Robin Palleis, Creative Technologist and Partner at Milla & Partner

Some pavilions showed how personal encounters are not only valuable in principle, but also have a positive influence on the individual exhibition experience. Several countries had excellently trained staff and were convincing as good hosts and hostesses. Because despite all media design and digital interaction: the personal encounter with people shapes the image of a country immediately, directly and sustainably. The experience in the pavilions ought to be different from any personal trip to these countries - this is the added value of an Expo. To this end, new spatial concepts are needed for Osaka: even more genuine dialogical situations and less "museum-like" exhibition design.

3. Dare to be supremely unique!

Complexity abounds at the Expo. However, less can be more, clarity instead of a watering can of topics can prevail. In general, the Expo in Dubai shows how important a consistent, concentrated narrative is when conveying content. With a fine balance of content, storytelling and emotion, clear messages have a more lasting effect on guests.

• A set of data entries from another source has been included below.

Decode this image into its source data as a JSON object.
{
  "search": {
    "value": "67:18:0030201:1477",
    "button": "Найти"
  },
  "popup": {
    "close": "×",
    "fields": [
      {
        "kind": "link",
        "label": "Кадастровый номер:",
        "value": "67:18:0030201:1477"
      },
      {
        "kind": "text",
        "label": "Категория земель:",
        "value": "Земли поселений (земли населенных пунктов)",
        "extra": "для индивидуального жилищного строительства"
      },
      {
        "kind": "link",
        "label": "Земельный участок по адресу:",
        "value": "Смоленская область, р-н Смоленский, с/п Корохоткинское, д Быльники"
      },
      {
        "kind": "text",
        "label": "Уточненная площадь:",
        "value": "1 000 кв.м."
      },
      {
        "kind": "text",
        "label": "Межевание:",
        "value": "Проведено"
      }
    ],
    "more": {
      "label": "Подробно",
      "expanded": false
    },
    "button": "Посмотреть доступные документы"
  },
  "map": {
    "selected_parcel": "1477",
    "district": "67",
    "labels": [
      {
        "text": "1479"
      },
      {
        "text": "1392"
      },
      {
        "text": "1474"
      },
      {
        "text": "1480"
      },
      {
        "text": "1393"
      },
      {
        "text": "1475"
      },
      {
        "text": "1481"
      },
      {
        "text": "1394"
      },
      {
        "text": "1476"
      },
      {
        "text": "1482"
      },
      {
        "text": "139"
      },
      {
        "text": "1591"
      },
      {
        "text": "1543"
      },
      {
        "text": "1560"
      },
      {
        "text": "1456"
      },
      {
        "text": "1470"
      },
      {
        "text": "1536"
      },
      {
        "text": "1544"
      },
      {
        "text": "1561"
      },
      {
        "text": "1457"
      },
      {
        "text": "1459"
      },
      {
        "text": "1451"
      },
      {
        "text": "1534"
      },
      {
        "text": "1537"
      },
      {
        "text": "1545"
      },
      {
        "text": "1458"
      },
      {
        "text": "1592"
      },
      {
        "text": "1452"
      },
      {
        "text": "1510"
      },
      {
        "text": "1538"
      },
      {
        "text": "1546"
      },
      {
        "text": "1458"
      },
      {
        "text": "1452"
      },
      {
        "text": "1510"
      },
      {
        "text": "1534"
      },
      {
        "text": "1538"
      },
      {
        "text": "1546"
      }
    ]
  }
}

„The exhibitors with the courage to be clear, simple and focused on a basic, fascinating idea were the most convincing. Because in most cases they created a unique experience and were able to reach many people on an emotional level.”

Thomas Frenzel, Creative Director at Milla & Partner

4. Practice true sustainability!

„I want to see more sustainability at all levels! This includes not only the building materials, production methods and consumption in construction and operation, but also the social level and the circumstances under which the site was built.”

Anika Kinghorst, Experience Designer at Milla & Partner

Digital extensions and twins lend themselves to a broader depth of content. Similar to trade shows, hybridization is already revealing enormous potential here. Not only can guests be reached on site or in the aftermath, but above all, non-visitors who stay away from the Expo for a wide variety of reasons can access the exhibitions. The format of the world exhibition could so be further democratized - in the sense of accessibility to content and topics. However, the opportunities offered by digitization - and also globalization - raise the question of whether the Expo itself is still up to date? What can be shown to the world that the world has not yet seen? And the issue of sustainability is definitely on the agenda: Is it really in the spirit of a climate-neutral world that a total of around 25 million people will have traveled to Dubai by the end of the Expo - and most of them by plane? What is the relationship between cost and benefit - and the subsequent use of the site? A major challenge for Osaka: to live up to the motto "Designing Future Society for our Lives" at all levels within the international community - a challenge that must be met.

„My conclusion: The format of the World Expo is unique and, in the spirit of renewal, I would like to see Expos have more relevance for visitors and for the world community. Beyond the contest of products, of innovations, of cultures, the World Expo has the potential to showcase the diversity of people and their ideas and to strengthen their communication with each other as a basis for peace.”